Displacement chromatography has been used as a preparative technique to enrich proteins [1], but it has not been explored extensively for proteomic applications. The method works by highest affinity binders being retained at the top of the column, while lower affinity peptides are pushed further down. After applying the displacer molecule which has a higher affinity than any peptide in the sample, these zones are pushed further down the column forming a displacement train. The eluting peptides show a rectangular chromatographic profile of high purity. Displacement on an SCX column has the advantage over gradient elution that no salt is required but rather a suitable displacer is used, providing complementarity with online LC-MS analysis. In this work we explored the use of online displacement chromatography to augment standard 2D-LC workflows of peptide separation, thereby establishing a 3D-LC method for proteomics.

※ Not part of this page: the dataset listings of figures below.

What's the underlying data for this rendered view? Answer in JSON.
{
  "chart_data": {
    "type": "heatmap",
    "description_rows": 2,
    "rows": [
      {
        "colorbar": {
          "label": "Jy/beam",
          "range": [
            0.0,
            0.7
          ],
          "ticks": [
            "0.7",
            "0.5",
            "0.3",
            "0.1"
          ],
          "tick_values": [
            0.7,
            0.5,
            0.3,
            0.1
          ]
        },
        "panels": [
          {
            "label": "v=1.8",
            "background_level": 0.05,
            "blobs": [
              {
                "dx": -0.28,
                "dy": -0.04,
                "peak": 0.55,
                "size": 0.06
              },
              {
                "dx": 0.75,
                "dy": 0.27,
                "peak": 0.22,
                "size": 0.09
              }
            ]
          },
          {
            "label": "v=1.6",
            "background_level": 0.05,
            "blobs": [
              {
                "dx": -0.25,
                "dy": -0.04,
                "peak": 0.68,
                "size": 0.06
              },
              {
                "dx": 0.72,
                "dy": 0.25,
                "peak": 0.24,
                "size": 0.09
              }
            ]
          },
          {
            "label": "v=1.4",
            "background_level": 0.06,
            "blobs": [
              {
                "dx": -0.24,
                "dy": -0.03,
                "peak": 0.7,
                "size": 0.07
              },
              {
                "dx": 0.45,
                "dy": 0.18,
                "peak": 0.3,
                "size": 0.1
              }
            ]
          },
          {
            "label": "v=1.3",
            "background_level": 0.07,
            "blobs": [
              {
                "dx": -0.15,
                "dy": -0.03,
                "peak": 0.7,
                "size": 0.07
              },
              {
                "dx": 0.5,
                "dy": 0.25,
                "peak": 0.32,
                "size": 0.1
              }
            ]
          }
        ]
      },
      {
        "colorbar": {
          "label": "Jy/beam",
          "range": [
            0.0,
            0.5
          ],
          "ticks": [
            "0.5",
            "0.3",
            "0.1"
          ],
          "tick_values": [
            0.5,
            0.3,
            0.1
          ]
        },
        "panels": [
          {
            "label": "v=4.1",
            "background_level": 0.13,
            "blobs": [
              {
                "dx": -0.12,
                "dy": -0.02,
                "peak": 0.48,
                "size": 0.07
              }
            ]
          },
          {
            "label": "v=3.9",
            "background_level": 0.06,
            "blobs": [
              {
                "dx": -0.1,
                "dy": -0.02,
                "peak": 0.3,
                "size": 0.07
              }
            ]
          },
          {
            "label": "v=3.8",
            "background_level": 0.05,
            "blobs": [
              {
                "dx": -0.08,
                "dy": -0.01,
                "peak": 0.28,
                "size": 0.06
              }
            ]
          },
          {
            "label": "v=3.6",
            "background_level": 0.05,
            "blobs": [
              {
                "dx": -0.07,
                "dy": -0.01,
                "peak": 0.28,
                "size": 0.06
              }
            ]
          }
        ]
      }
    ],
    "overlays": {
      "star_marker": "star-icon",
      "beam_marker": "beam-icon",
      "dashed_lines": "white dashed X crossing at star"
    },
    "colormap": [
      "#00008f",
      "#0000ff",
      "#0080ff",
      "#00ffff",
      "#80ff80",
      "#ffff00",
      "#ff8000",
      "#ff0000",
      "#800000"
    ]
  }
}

We used a simple LC setup of two valves to place the SCX column in front of the analytical reverse-phase column. A pool of two prostate cancer cell lines was separated using offline high pH reversed-phase chromatography to generate 13 fractions. Each of these fractions was loaded onto the SCX-Trap column. One displacement step was used to separate the doubly and triply charged peptides, to recover the column an ammonium acetate step was used which recovered the higher charged peptides. This approach was compared to the standard 2D method.
Using our 2D-LC workflow we identified 2335 proteins consisting of 14029 peptides of which 317 were found to be acetylated on N-terminus. In our 3D-LC approach we identified 3137 proteins (+34%) consisting of 23528 peptides (+68%) of which 613 (+93%) were acetylated on N-terminus. These results show that employing a 3D separation we identified significantly more peptides which leads to a more comprehensive spectral library for enhancing label free MS quantitation.